Theologians and historians have speculated for two thousand years what the "thorn" in Paul's side was that he talked about in 2 Corinthians 12.  John Calvin believed that thorn was spiritual in nature--the sting of a guilty conscience for falling into doubt or shirking his duties.  Martin Luther thought that thorn was Paul's constant struggles against those who opposed him and tried to undo the work he was doing--God's work.  Some have believed that thorn was sin, or sexual temptation.  Some believe Paul was referring to an actual physical ailment.  There have been many theories about what that physical ailment might have been--chronic headaches, epilepsy, bad eyesight (perhaps a lingering symptom of the blindness he was struck with on the Damascus Road),  or a recurring fever.

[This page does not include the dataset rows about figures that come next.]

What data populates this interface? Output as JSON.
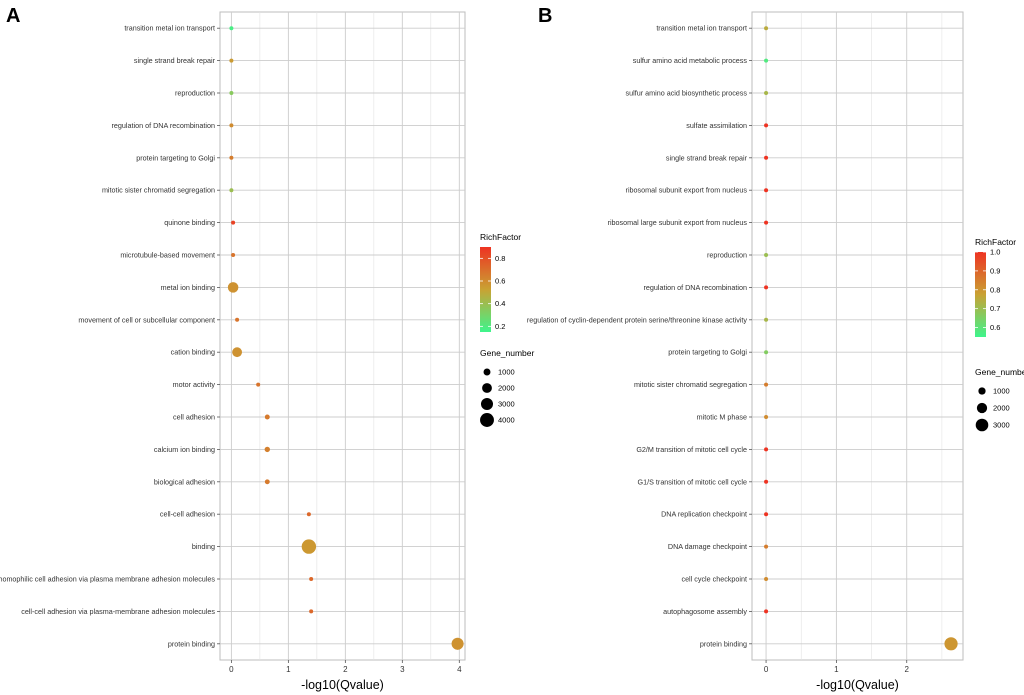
{
  "chart_data": [
    {
      "panel": "A",
      "type": "scatter",
      "xlabel": "-log10(Qvalue)",
      "ylabel": "",
      "xlim": [
        -0.2,
        4.1
      ],
      "xticks": [
        0,
        1,
        2,
        3,
        4
      ],
      "categories": [
        "transition metal ion transport",
        "single strand break repair",
        "reproduction",
        "regulation of DNA recombination",
        "protein targeting to Golgi",
        "mitotic sister chromatid segregation",
        "quinone binding",
        "microtubule-based movement",
        "metal ion binding",
        "movement of cell or subcellular component",
        "cation binding",
        "motor activity",
        "cell adhesion",
        "calcium ion binding",
        "biological adhesion",
        "cell-cell adhesion",
        "binding",
        "homophilic cell adhesion via plasma membrane adhesion molecules",
        "cell-cell adhesion via plasma-membrane adhesion molecules",
        "protein binding"
      ],
      "points": [
        {
          "term": "transition metal ion transport",
          "x": 0.0,
          "rich_factor": 0.18,
          "gene_number": 120
        },
        {
          "term": "single strand break repair",
          "x": 0.0,
          "rich_factor": 0.55,
          "gene_number": 120
        },
        {
          "term": "reproduction",
          "x": 0.0,
          "rich_factor": 0.35,
          "gene_number": 120
        },
        {
          "term": "regulation of DNA recombination",
          "x": 0.0,
          "rich_factor": 0.6,
          "gene_number": 120
        },
        {
          "term": "protein targeting to Golgi",
          "x": 0.0,
          "rich_factor": 0.65,
          "gene_number": 120
        },
        {
          "term": "mitotic sister chromatid segregation",
          "x": 0.0,
          "rich_factor": 0.4,
          "gene_number": 120
        },
        {
          "term": "quinone binding",
          "x": 0.03,
          "rich_factor": 0.85,
          "gene_number": 200
        },
        {
          "term": "microtubule-based movement",
          "x": 0.03,
          "rich_factor": 0.68,
          "gene_number": 200
        },
        {
          "term": "metal ion binding",
          "x": 0.03,
          "rich_factor": 0.58,
          "gene_number": 2300
        },
        {
          "term": "movement of cell or subcellular component",
          "x": 0.1,
          "rich_factor": 0.68,
          "gene_number": 250
        },
        {
          "term": "cation binding",
          "x": 0.1,
          "rich_factor": 0.58,
          "gene_number": 2000
        },
        {
          "term": "motor activity",
          "x": 0.47,
          "rich_factor": 0.68,
          "gene_number": 250
        },
        {
          "term": "cell adhesion",
          "x": 0.63,
          "rich_factor": 0.66,
          "gene_number": 500
        },
        {
          "term": "calcium ion binding",
          "x": 0.63,
          "rich_factor": 0.64,
          "gene_number": 600
        },
        {
          "term": "biological adhesion",
          "x": 0.63,
          "rich_factor": 0.66,
          "gene_number": 500
        },
        {
          "term": "cell-cell adhesion",
          "x": 1.36,
          "rich_factor": 0.72,
          "gene_number": 250
        },
        {
          "term": "binding",
          "x": 1.36,
          "rich_factor": 0.56,
          "gene_number": 4300
        },
        {
          "term": "homophilic cell adhesion via plasma membrane adhesion molecules",
          "x": 1.4,
          "rich_factor": 0.72,
          "gene_number": 250
        },
        {
          "term": "cell-cell adhesion via plasma-membrane adhesion molecules",
          "x": 1.4,
          "rich_factor": 0.72,
          "gene_number": 250
        },
        {
          "term": "protein binding",
          "x": 3.97,
          "rich_factor": 0.58,
          "gene_number": 3000
        }
      ],
      "color_legend": {
        "title": "RichFactor",
        "min": 0.15,
        "max": 0.9,
        "ticks": [
          0.2,
          0.4,
          0.6,
          0.8
        ],
        "low_color": "#3ef58c",
        "mid_color": "#c9a233",
        "high_color": "#ee3322"
      },
      "size_legend": {
        "title": "Gene_number",
        "ticks": [
          1000,
          2000,
          3000,
          4000
        ],
        "max_value": 4300
      },
      "legend_position": "right"
    },
    {
      "panel": "B",
      "type": "scatter",
      "xlabel": "-log10(Qvalue)",
      "ylabel": "",
      "xlim": [
        -0.2,
        2.8
      ],
      "xticks": [
        0,
        1,
        2
      ],
      "categories": [
        "transition metal ion transport",
        "sulfur amino acid metabolic process",
        "sulfur amino acid biosynthetic process",
        "sulfate assimilation",
        "single strand break repair",
        "ribosomal subunit export from nucleus",
        "ribosomal large subunit export from nucleus",
        "reproduction",
        "regulation of DNA recombination",
        "regulation of cyclin-dependent protein serine/threonine kinase activity",
        "protein targeting to Golgi",
        "mitotic sister chromatid segregation",
        "mitotic M phase",
        "G2/M transition of mitotic cell cycle",
        "G1/S transition of mitotic cell cycle",
        "DNA replication checkpoint",
        "DNA damage checkpoint",
        "cell cycle checkpoint",
        "autophagosome assembly",
        "protein binding"
      ],
      "points": [
        {
          "term": "transition metal ion transport",
          "x": 0.0,
          "rich_factor": 0.75,
          "gene_number": 100
        },
        {
          "term": "sulfur amino acid metabolic process",
          "x": 0.0,
          "rich_factor": 0.58,
          "gene_number": 100
        },
        {
          "term": "sulfur amino acid biosynthetic process",
          "x": 0.0,
          "rich_factor": 0.72,
          "gene_number": 100
        },
        {
          "term": "sulfate assimilation",
          "x": 0.0,
          "rich_factor": 1.0,
          "gene_number": 100
        },
        {
          "term": "single strand break repair",
          "x": 0.0,
          "rich_factor": 1.0,
          "gene_number": 100
        },
        {
          "term": "ribosomal subunit export from nucleus",
          "x": 0.0,
          "rich_factor": 1.0,
          "gene_number": 100
        },
        {
          "term": "ribosomal large subunit export from nucleus",
          "x": 0.0,
          "rich_factor": 1.0,
          "gene_number": 100
        },
        {
          "term": "reproduction",
          "x": 0.0,
          "rich_factor": 0.7,
          "gene_number": 100
        },
        {
          "term": "regulation of DNA recombination",
          "x": 0.0,
          "rich_factor": 1.0,
          "gene_number": 100
        },
        {
          "term": "regulation of cyclin-dependent protein serine/threonine kinase activity",
          "x": 0.0,
          "rich_factor": 0.72,
          "gene_number": 100
        },
        {
          "term": "protein targeting to Golgi",
          "x": 0.0,
          "rich_factor": 0.66,
          "gene_number": 100
        },
        {
          "term": "mitotic sister chromatid segregation",
          "x": 0.0,
          "rich_factor": 0.85,
          "gene_number": 100
        },
        {
          "term": "mitotic M phase",
          "x": 0.0,
          "rich_factor": 0.82,
          "gene_number": 100
        },
        {
          "term": "G2/M transition of mitotic cell cycle",
          "x": 0.0,
          "rich_factor": 1.0,
          "gene_number": 100
        },
        {
          "term": "G1/S transition of mitotic cell cycle",
          "x": 0.0,
          "rich_factor": 1.0,
          "gene_number": 100
        },
        {
          "term": "DNA replication checkpoint",
          "x": 0.0,
          "rich_factor": 1.0,
          "gene_number": 100
        },
        {
          "term": "DNA damage checkpoint",
          "x": 0.0,
          "rich_factor": 0.85,
          "gene_number": 100
        },
        {
          "term": "cell cycle checkpoint",
          "x": 0.0,
          "rich_factor": 0.82,
          "gene_number": 100
        },
        {
          "term": "autophagosome assembly",
          "x": 0.0,
          "rich_factor": 1.0,
          "gene_number": 100
        },
        {
          "term": "protein binding",
          "x": 2.63,
          "rich_factor": 0.8,
          "gene_number": 3300
        }
      ],
      "color_legend": {
        "title": "RichFactor",
        "min": 0.55,
        "max": 1.0,
        "ticks": [
          0.6,
          0.7,
          0.8,
          0.9,
          1.0
        ],
        "tick_labels": [
          "0.6",
          "0.7",
          "0.8",
          "0.9",
          "1.0"
        ],
        "low_color": "#3ef58c",
        "mid_color": "#c9a233",
        "high_color": "#ee3322"
      },
      "size_legend": {
        "title": "Gene_number",
        "ticks": [
          1000,
          2000,
          3000
        ],
        "max_value": 3300
      },
      "legend_position": "right"
    }
  ]
}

The truth is, we really don't know.  We know it was a burden to Paul, and he asked the Lord to remove it three times, and the Lord's answer was "My grace is sufficient for you."  Paul delighted in that weakness because it kept him humble.  He wrote, "That is why, for Christ's sake, I delight in weaknesses, in insults, in hardships, in persecutions, in difficulties.  For when I am weak, then I am strong."  

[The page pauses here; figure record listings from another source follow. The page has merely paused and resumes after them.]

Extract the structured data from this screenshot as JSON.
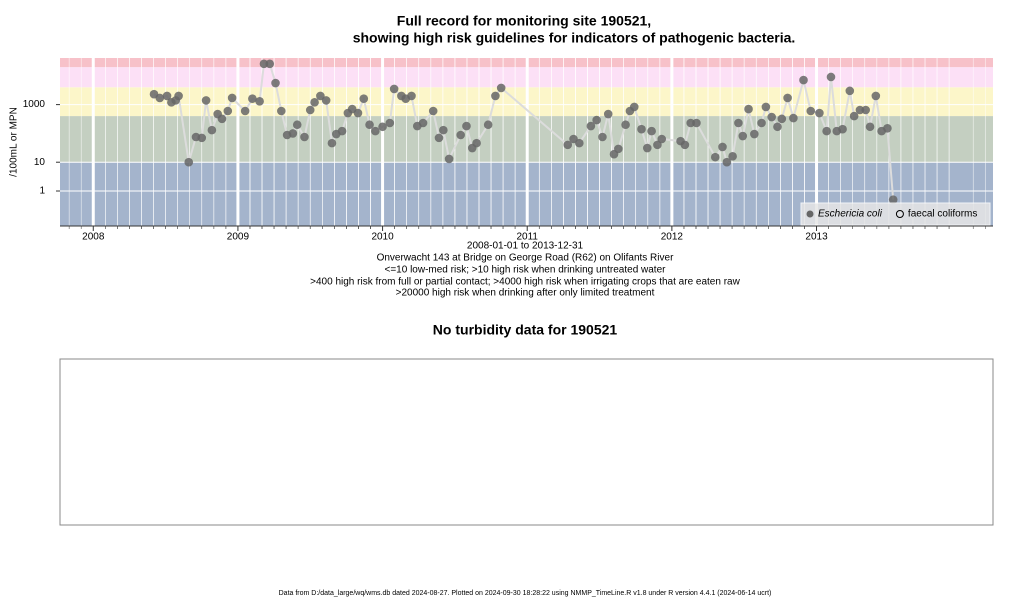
{
  "chart_data": {
    "type": "scatter",
    "title_lines": [
      "Full record for monitoring site 190521,",
      "showing high risk guidelines for indicators of pathogenic bacteria."
    ],
    "y_label": "/100mL or MPN",
    "subtitle_lines": [
      "2008-01-01 to 2013-12-31",
      "Onverwacht 143 at Bridge on George Road (R62) on Olifants River",
      "<=10 low-med risk; >10 high risk when drinking untreated water",
      ">400 high risk from full or partial contact; >4000 high risk when irrigating crops that are eaten raw",
      ">20000 high risk when drinking after only limited treatment"
    ],
    "log_y": true,
    "xlim": [
      2007.77,
      2014.22
    ],
    "xticks": [
      2008,
      2009,
      2010,
      2011,
      2012,
      2013
    ],
    "ylim": [
      0.061,
      41500
    ],
    "yticks": [
      1,
      10,
      1000
    ],
    "grid": true,
    "legend": "bottom-right",
    "bands": [
      {
        "to": 10,
        "color": "#a4b4cc"
      },
      {
        "to": 400,
        "color": "#c4cfc1"
      },
      {
        "to": 4000,
        "color": "#fcf6c9"
      },
      {
        "to": 20000,
        "color": "#fce0f6"
      },
      {
        "to": 41500,
        "color": "#f7c1c9"
      }
    ],
    "line_color": "#dcdcdc",
    "series": [
      {
        "name": "Eschericia coli",
        "color": "#666666",
        "filled": true,
        "x": [
          2008.42,
          2008.46,
          2008.51,
          2008.54,
          2008.57,
          2008.59,
          2008.66,
          2008.71,
          2008.75,
          2008.78,
          2008.82,
          2008.86,
          2008.89,
          2008.93,
          2008.96,
          2009.05,
          2009.1,
          2009.15,
          2009.18,
          2009.22,
          2009.26,
          2009.3,
          2009.34,
          2009.38,
          2009.41,
          2009.46,
          2009.5,
          2009.53,
          2009.57,
          2009.61,
          2009.65,
          2009.68,
          2009.72,
          2009.76,
          2009.79,
          2009.83,
          2009.87,
          2009.91,
          2009.95,
          2010.0,
          2010.05,
          2010.08,
          2010.13,
          2010.16,
          2010.2,
          2010.24,
          2010.28,
          2010.35,
          2010.39,
          2010.42,
          2010.46,
          2010.54,
          2010.58,
          2010.62,
          2010.65,
          2010.73,
          2010.78,
          2010.82,
          2011.28,
          2011.32,
          2011.36,
          2011.44,
          2011.48,
          2011.52,
          2011.56,
          2011.6,
          2011.63,
          2011.68,
          2011.71,
          2011.74,
          2011.79,
          2011.83,
          2011.86,
          2011.9,
          2011.93,
          2012.06,
          2012.09,
          2012.13,
          2012.17,
          2012.3,
          2012.35,
          2012.38,
          2012.42,
          2012.46,
          2012.49,
          2012.53,
          2012.57,
          2012.62,
          2012.65,
          2012.69,
          2012.73,
          2012.76,
          2012.8,
          2012.84,
          2012.91,
          2012.96,
          2013.02,
          2013.07,
          2013.1,
          2013.14,
          2013.18,
          2013.23,
          2013.26,
          2013.3,
          2013.34,
          2013.37,
          2013.41,
          2013.45,
          2013.49,
          2013.53
        ],
        "values": [
          2300,
          1700,
          2000,
          1200,
          1400,
          2000,
          10,
          75,
          70,
          1400,
          130,
          470,
          320,
          600,
          1700,
          600,
          1600,
          1300,
          26000,
          26000,
          5600,
          600,
          88,
          100,
          200,
          75,
          650,
          1200,
          2000,
          1400,
          46,
          95,
          120,
          510,
          700,
          510,
          1600,
          200,
          120,
          170,
          230,
          3500,
          2000,
          1600,
          2000,
          180,
          230,
          600,
          70,
          130,
          13,
          88,
          180,
          31,
          46,
          200,
          2000,
          3800,
          40,
          64,
          46,
          180,
          290,
          75,
          470,
          19,
          29,
          200,
          600,
          830,
          140,
          31,
          120,
          40,
          64,
          54,
          40,
          230,
          230,
          15,
          34,
          10,
          16,
          230,
          81,
          700,
          95,
          230,
          830,
          370,
          170,
          320,
          1700,
          340,
          7100,
          600,
          510,
          120,
          9100,
          120,
          140,
          3000,
          400,
          650,
          650,
          170,
          2000,
          120,
          150,
          0.5
        ]
      },
      {
        "name": "faecal coliforms",
        "color": "#000000",
        "filled": false,
        "x": [],
        "values": []
      }
    ],
    "panel2_title": "No turbidity data for 190521",
    "footer": "Data from D:/data_large/wq/wms.db dated 2024-08-27. Plotted on 2024-09-30 18:28:22 using NMMP_TimeLine.R v1.8 under R version 4.4.1 (2024-06-14 ucrt)"
  }
}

We all have a thorn in our flesh.  You may have been thinking about yours as you've been reading this.  Perhaps it's a physical ailment.  It could be a poor character trait that you've been fighting against for a long time. Or it could be a recurring temptation that threatens to pull you off God's chosen path. Whatever that thorn is in your life, God has given you what you need to overcome it.  He has given you sufficient grace to cope.  Where you are weak, God is strong. 

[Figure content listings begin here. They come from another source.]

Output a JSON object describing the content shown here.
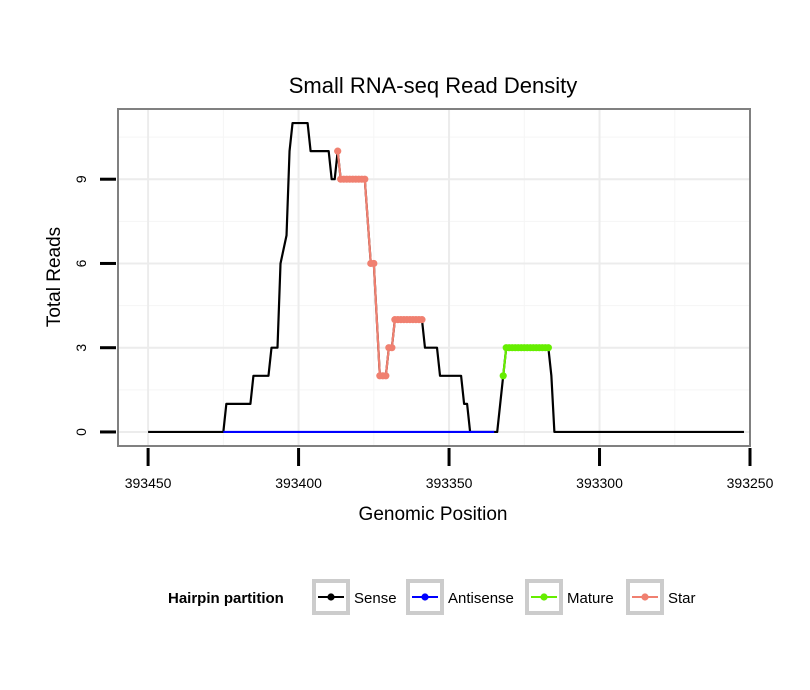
{
  "chart_data": {
    "type": "line",
    "title": "Small RNA-seq Read Density",
    "xlabel": "Genomic Position",
    "ylabel": "Total Reads",
    "x_reversed": true,
    "xlim": [
      393460,
      393250
    ],
    "ylim": [
      -0.5,
      11.5
    ],
    "x_ticks": [
      393450,
      393400,
      393350,
      393300,
      393250
    ],
    "y_ticks": [
      0,
      3,
      6,
      9
    ],
    "grid": true,
    "legend": {
      "title": "Hairpin partition",
      "placement": "bottom",
      "entries": [
        {
          "name": "Sense",
          "color": "#000000"
        },
        {
          "name": "Antisense",
          "color": "#0000ff"
        },
        {
          "name": "Mature",
          "color": "#66ee00"
        },
        {
          "name": "Star",
          "color": "#f08070"
        }
      ]
    },
    "series": [
      {
        "name": "Sense",
        "color": "#000000",
        "points": [
          [
            393450,
            0
          ],
          [
            393425,
            0
          ],
          [
            393424,
            1
          ],
          [
            393416,
            1
          ],
          [
            393415,
            2
          ],
          [
            393410,
            2
          ],
          [
            393409,
            3
          ],
          [
            393407,
            3
          ],
          [
            393406,
            6
          ],
          [
            393404,
            7
          ],
          [
            393403,
            10
          ],
          [
            393402,
            11
          ],
          [
            393397,
            11
          ],
          [
            393396,
            10
          ],
          [
            393390,
            10
          ],
          [
            393389,
            9
          ],
          [
            393388,
            9
          ],
          [
            393387,
            10
          ],
          [
            393386,
            9
          ],
          [
            393378,
            9
          ],
          [
            393376,
            6
          ],
          [
            393375,
            6
          ],
          [
            393373,
            2
          ],
          [
            393371,
            2
          ],
          [
            393370,
            3
          ],
          [
            393369,
            3
          ],
          [
            393368,
            4
          ],
          [
            393359,
            4
          ],
          [
            393358,
            3
          ],
          [
            393354,
            3
          ],
          [
            393353,
            2
          ],
          [
            393346,
            2
          ],
          [
            393345,
            1
          ],
          [
            393344,
            1
          ],
          [
            393343,
            0
          ],
          [
            393334,
            0
          ],
          [
            393333,
            1
          ],
          [
            393332,
            2
          ],
          [
            393331,
            3
          ],
          [
            393317,
            3
          ],
          [
            393316,
            2
          ],
          [
            393315,
            0
          ],
          [
            393252,
            0
          ]
        ]
      },
      {
        "name": "Antisense",
        "color": "#0000ff",
        "points": [
          [
            393425,
            0
          ],
          [
            393335,
            0
          ]
        ]
      },
      {
        "name": "Mature",
        "color": "#66ee00",
        "points": [
          [
            393332,
            2
          ],
          [
            393331,
            3
          ],
          [
            393330,
            3
          ],
          [
            393329,
            3
          ],
          [
            393328,
            3
          ],
          [
            393327,
            3
          ],
          [
            393326,
            3
          ],
          [
            393325,
            3
          ],
          [
            393324,
            3
          ],
          [
            393323,
            3
          ],
          [
            393322,
            3
          ],
          [
            393321,
            3
          ],
          [
            393320,
            3
          ],
          [
            393319,
            3
          ],
          [
            393318,
            3
          ],
          [
            393317,
            3
          ]
        ]
      },
      {
        "name": "Star",
        "color": "#f08070",
        "points": [
          [
            393387,
            10
          ],
          [
            393386,
            9
          ],
          [
            393385,
            9
          ],
          [
            393384,
            9
          ],
          [
            393383,
            9
          ],
          [
            393382,
            9
          ],
          [
            393381,
            9
          ],
          [
            393380,
            9
          ],
          [
            393379,
            9
          ],
          [
            393378,
            9
          ],
          [
            393376,
            6
          ],
          [
            393375,
            6
          ],
          [
            393373,
            2
          ],
          [
            393372,
            2
          ],
          [
            393371,
            2
          ],
          [
            393370,
            3
          ],
          [
            393369,
            3
          ],
          [
            393368,
            4
          ],
          [
            393367,
            4
          ],
          [
            393366,
            4
          ],
          [
            393365,
            4
          ],
          [
            393364,
            4
          ],
          [
            393363,
            4
          ],
          [
            393362,
            4
          ],
          [
            393361,
            4
          ],
          [
            393360,
            4
          ],
          [
            393359,
            4
          ]
        ]
      }
    ]
  }
}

Paul did not allow the thorn in his flesh to become a stumbling block, in fact he boasted about his weakness.  Paul was able to show his weakness, because he didn't care what people thought him to be--only what God knew him to be.  Understanding and accepting his weakness made Paul strong.  And Paul knew that God always converts a weakness to a strength. 

What is a weakness in man is always an opportunity for God.